It’s not necessary to listen to all of Jam Baxter’s catalogue of releases, a remarkably consistent ten in ten years, to understand that the North London rapper is a master of his craft. The meticulous craftsmanship of his lyrical wordplay often appears at odds with the debauched, gruesome content – but the marriage of the two is what makes his artistry truly unique. On his tenth studio album ‘Touching Scenes’ Baxter refines the lewd depravity of Mansion 38, his previous project, moulding it into a more coherent reflection upon life in the urban underbelly.
The album feels like a protracted struggle between lucidity and cloudy intoxication, with Baxter’s characteristic drawl sometimes punching through the stupor with visceral urgency. As ever there is a heavy dose of drugs and alcohol with every serving, from bleak reflections on his own struggles with substance abuse, to coarse gritty portraits of the lives of other urban stragglers. The tone throughout is sorrowful and reflective, but with a bitter sense of inevitability; on the opening track ‘Guillotine’ he raps ‘my drinking problem got abandonment issues/ I pass it an absinthe and a handful of tissues’. Both the content and the sound are the antithesis of American hip-hop, a self-deprecating diatribe during which Jam Baxter sounds frequently disgusted with himself, all over a selection harsh, discordant beats.

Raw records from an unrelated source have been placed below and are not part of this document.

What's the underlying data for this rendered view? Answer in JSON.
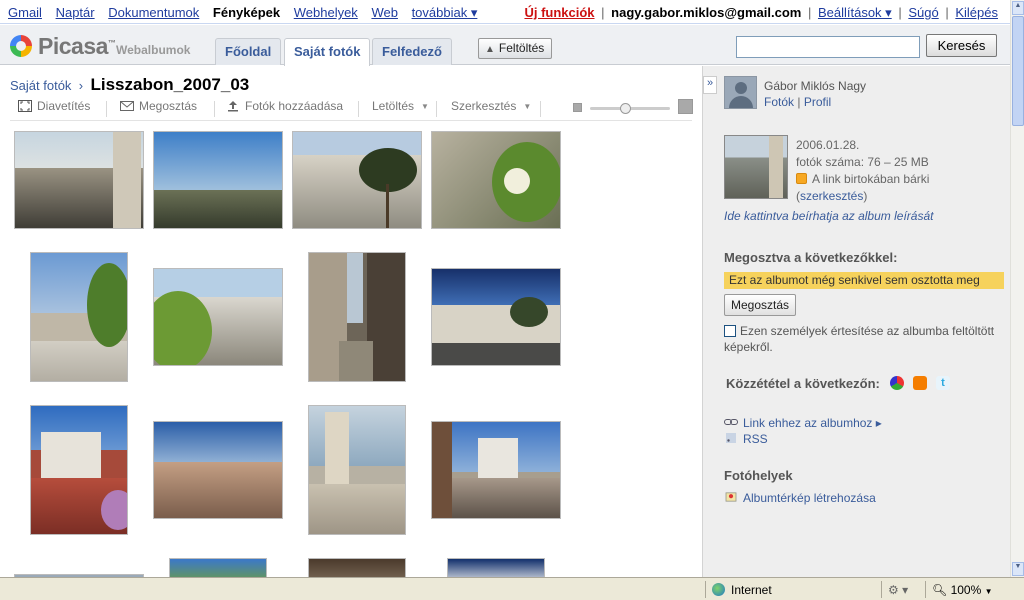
{
  "gbar": {
    "links": [
      "Gmail",
      "Naptár",
      "Dokumentumok",
      "Fényképek",
      "Webhelyek",
      "Web",
      "továbbiak ▾"
    ],
    "new_features": "Új funkciók",
    "email": "nagy.gabor.miklos@gmail.com",
    "sep": "|",
    "settings": "Beállítások ▾",
    "help": "Súgó",
    "logout": "Kilépés"
  },
  "header": {
    "logo_name": "Picasa",
    "logo_tm": "™",
    "logo_sub": "Webalbumok",
    "tabs": [
      "Főoldal",
      "Saját fotók",
      "Felfedező"
    ],
    "upload": "Feltöltés",
    "search_placeholder": "",
    "search_button": "Keresés"
  },
  "breadcrumb": {
    "parent": "Saját fotók",
    "sep": "›",
    "title": "Lisszabon_2007_03"
  },
  "toolbar": {
    "slideshow": "Diavetítés",
    "share": "Megosztás",
    "add_photos": "Fotók hozzáadása",
    "download": "Letöltés",
    "edit": "Szerkesztés"
  },
  "sidebar": {
    "user_name": "Gábor Miklós Nagy",
    "photos_link": "Fotók",
    "link_sep": "|",
    "profile_link": "Profil",
    "album_date": "2006.01.28.",
    "album_count": "fotók száma: 76 – 25 MB",
    "visibility": "A link birtokában bárki",
    "edit_prefix": "(",
    "edit_link": "szerkesztés",
    "edit_suffix": ")",
    "desc_link": "Ide kattintva beírhatja az album leírását",
    "shared_heading": "Megosztva a következőkkel:",
    "shared_notice": "Ezt az albumot még senkivel sem osztotta meg",
    "share_button": "Megosztás",
    "notify_text": "Ezen személyek értesítése az albumba feltöltött képekről.",
    "publish_heading": "Közzététel a következőn:",
    "album_link": "Link ehhez az albumhoz ▸",
    "rss": "RSS",
    "places_heading": "Fotóhelyek",
    "map_link": "Albumtérkép létrehozása"
  },
  "statusbar": {
    "zone": "Internet",
    "zoom": "100%"
  }
}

That abrasive sound is the perfect setting for the scenes into which Baxter draws us. Long-time collaborator Chemo is assisted by producers GhostTown, Last Japan, Sumgii and Sam Zircon and they create a controlled chaos that seems to be a sonic representation of the rappers mental state. Refusing to be constrained by style or genre, the MC embroils us in a maelstrom of wordplay, seamlessly slipping similes into his complex word-pictures over both the grimey, the trappy and everything in-between. On the Chemo produced ‘S.S.A’ for example, Baxter clearly cuts through the haunting beat, formed by a melange of chimey synths, cymbals, eerie vocals and drumkit. The lyrical content references the related chaos of the rapper’s daily life – Strong Swimmers Anonymous (S.S.A) metaphorically refers to Baxter and his friends trying to stay afloat in ‘the Pacific’: ‘If it wasn’t for the pints of salt water and the killer whale contingent/ I’d be adamant that all was all idyllic’.

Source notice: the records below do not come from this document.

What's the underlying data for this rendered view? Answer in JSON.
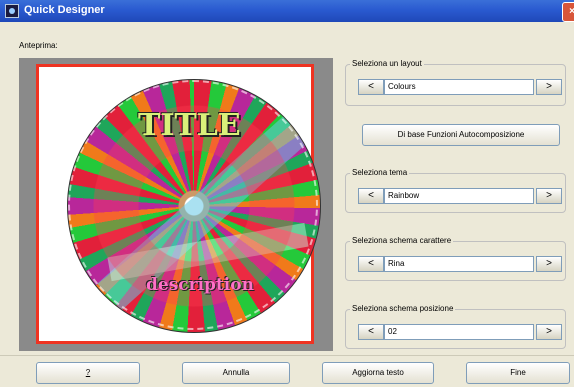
{
  "window": {
    "title": "Quick Designer",
    "close_icon": "×"
  },
  "preview": {
    "label": "Anteprima:",
    "disc_title": "TITLE",
    "disc_description": "description"
  },
  "layout_group": {
    "title": "Seleziona un layout",
    "value": "Colours",
    "prev": "<",
    "next": ">"
  },
  "auto_button": {
    "label": "Di base Funzioni Autocomposizione"
  },
  "theme_group": {
    "title": "Seleziona tema",
    "value": "Rainbow",
    "prev": "<",
    "next": ">"
  },
  "font_group": {
    "title": "Seleziona schema carattere",
    "value": "Rina",
    "prev": "<",
    "next": ">"
  },
  "position_group": {
    "title": "Seleziona schema posizione",
    "value": "02",
    "prev": "<",
    "next": ">"
  },
  "footer": {
    "help": "?",
    "cancel": "Annulla",
    "update_text": "Aggiorna testo",
    "finish": "Fine"
  }
}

The lyrical gamesmanship is equally sharp throughout, though Baxter does not always rely on metaphor to tackle his or society’s problems. On ‘Guilty’ he rhymes “He sidled up to me at some disgusting diner/ slipped a baggie in my pocket, counted every crusty fiver/ the acid in his voice is what was pecking at my soul/ man I guess you could dissolve a dead body in this cunt’s saliva” – just one component of the gloomy pastiche that the High Focus rapper builds with his bars. Storytelling is often where Jam Baxter seems to be most at home, particularly on this album, creating rich tapestries of detail with his lyrics and often incorporating his own wonderfully British brand of grim humour. The closing track ‘Husk II’ tells the story of a man leaving a brothel and a parasitic growth that grows on Baxter’s finger, weaving the two scenes together with the last couple of lines. It’s a riveting near five minute journey told with the skill of a novelist and the panache of a playwright; the line “he used to marinade in bliss, now he marinates in piss/ with a urethra full of ether like a sack of flailing fish” might never appear in a Murakami novel, but it paints a picture so vivid you can almost smell the piss-soaked city alleys.
This seems to be the intent of the album, an effort to chronicle the kind of life that is overlooked by mainstream media; the lows of depression, alcoholism and addiction that are the reality for so many in our ever more unequal cities. The title, Touching Scenes, is heavy with irony – the eponymous skit in the middle of the album describing such ‘touching scenes’ as “coughing up your lungs and spleen”. It’s not pretty or pleasant but Jam Baxter shows us through his visceral description that it’s undeniably real – and he makes it a pleasure, albeit an uncomfortable pleasure, to listen to.